Happy to supply any other data you might need, and thank you for all the hard work in the ecosystem, using Phoenix and LiveView has been a bliss in general
@chrismccord I found the “problem” (at least one that is really really tangible).
In serializeForm there’s a section that really destroys performance.
// view.js
let elements = Array.from(form.elements);
for (let [key, val] of formData.entries()) {
...
let inputs = elements.filter(input => input.name === key)
let isUnused = !inputs.some(input => (DOM.private(input, PHX_HAS_FOCUSED) || DOM.private(input, PHX_HAS_SUBMITTED)))
let hidden = inputs.every(input => input.type === "hidden")
...
}
That first filter is very costly, in my form that’s a total of 22036236 iterations (I added a counter ). And I’d argue this isn’t even a big form, given the context of building an admin interface.
I’ve run into similar issues with JavaScript timeouts before—optimizing event handling and reducing unnecessary re-renders helped in my case. Are you using debounce or throttle for frequent updates? Hope you find a fix soon!
How is that 22 milion iterations?
The square root of that is something in the order of 4900, so you have form.elements and formData.entries in the order of 4-5K?
That sounds like a big form in my book?
But if this is the bottleneck for you, you might try to optimize the code yourself and see if you can improve the performance and submit a PR?

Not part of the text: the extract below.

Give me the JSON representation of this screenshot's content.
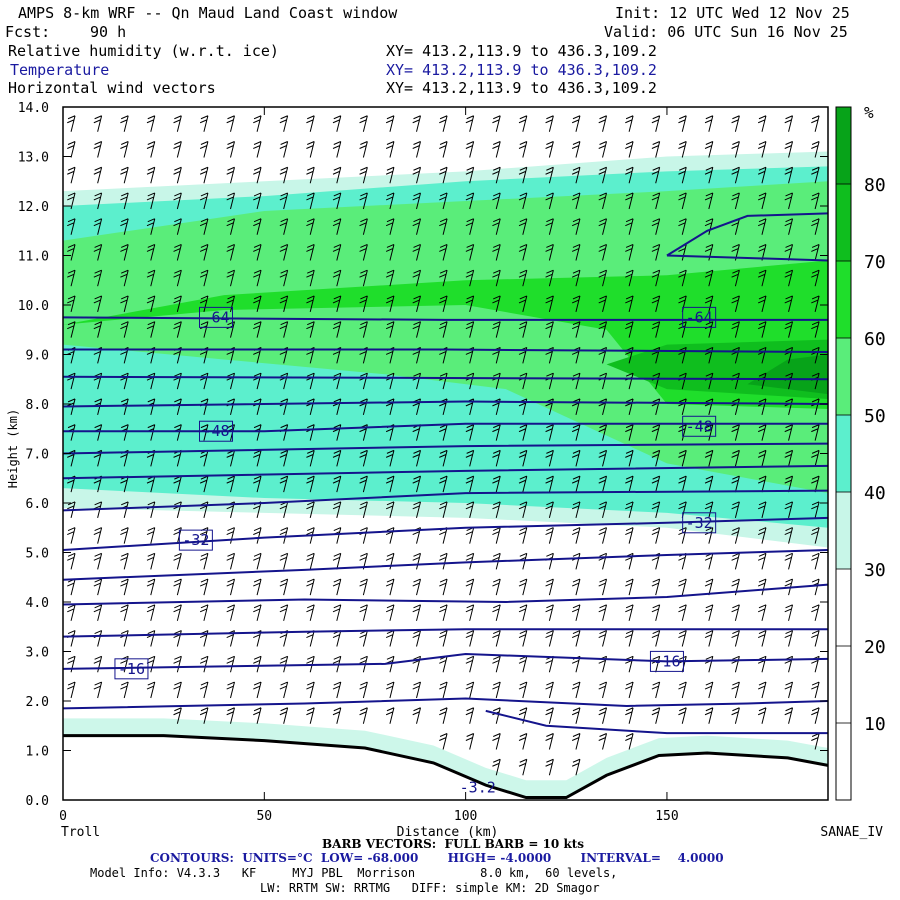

As mentioned in the original post, yes it’s 4600 inputs, more than half of them are inputs_for generated and _sort/_delete hidden fields. The form itself is not very large, it’s for building a Questionnaire, each Questionnaire have questions, questions have answer options. Then again, “large” is relative and I might just have a different background. It could very well be that I’m not supposed to use LiveView for this, but it would be truly marvelous if I could.
But if this is the bottleneck for you, you might try to optimize the code yourself and see if you can improve the performance and submit a PR?
Exactly what I’ve been doing, but there’s a lot of moving parts here.
Storing the lookup on input.name saves 4m iterations, but it’s still way too high, but a free optimization (unless it breaks somewhere else of course).
I think if you want really improve the performance, then I think you need to look at changing the algorithm. For example by breaking the O(n^2) algorithm by introducing an other datastructure. For example by parsing the form elements in a map with name as a key.
But you’d have to do some benchmark to see if that has a decent effect.
Phoenix does a lot in JS, especially with watching forms and helping with focus and etc. It does a bit to much for my taste and I think it could benefit from doing less on the front end and more on the backend and just leverage messages passing to reconcile states, I believe the cost in increase chatter will be worth it when messages are small.
It would be interesting with a server-first forms solution, it would of course come with its own tradeoffs (like not being able to recover, or at least making it much harder).
Removing this inner loop makes everything work blazing fast, and from what I can tell the only purpose for it is to control what field has been used to trigger showing of errors, which of course is a big UX thing.
Curious as to if this will be released soon, I did see you added it to the 1.0 branch and it’s in the changelog, but perhaps there’s something blocking 1.0.6?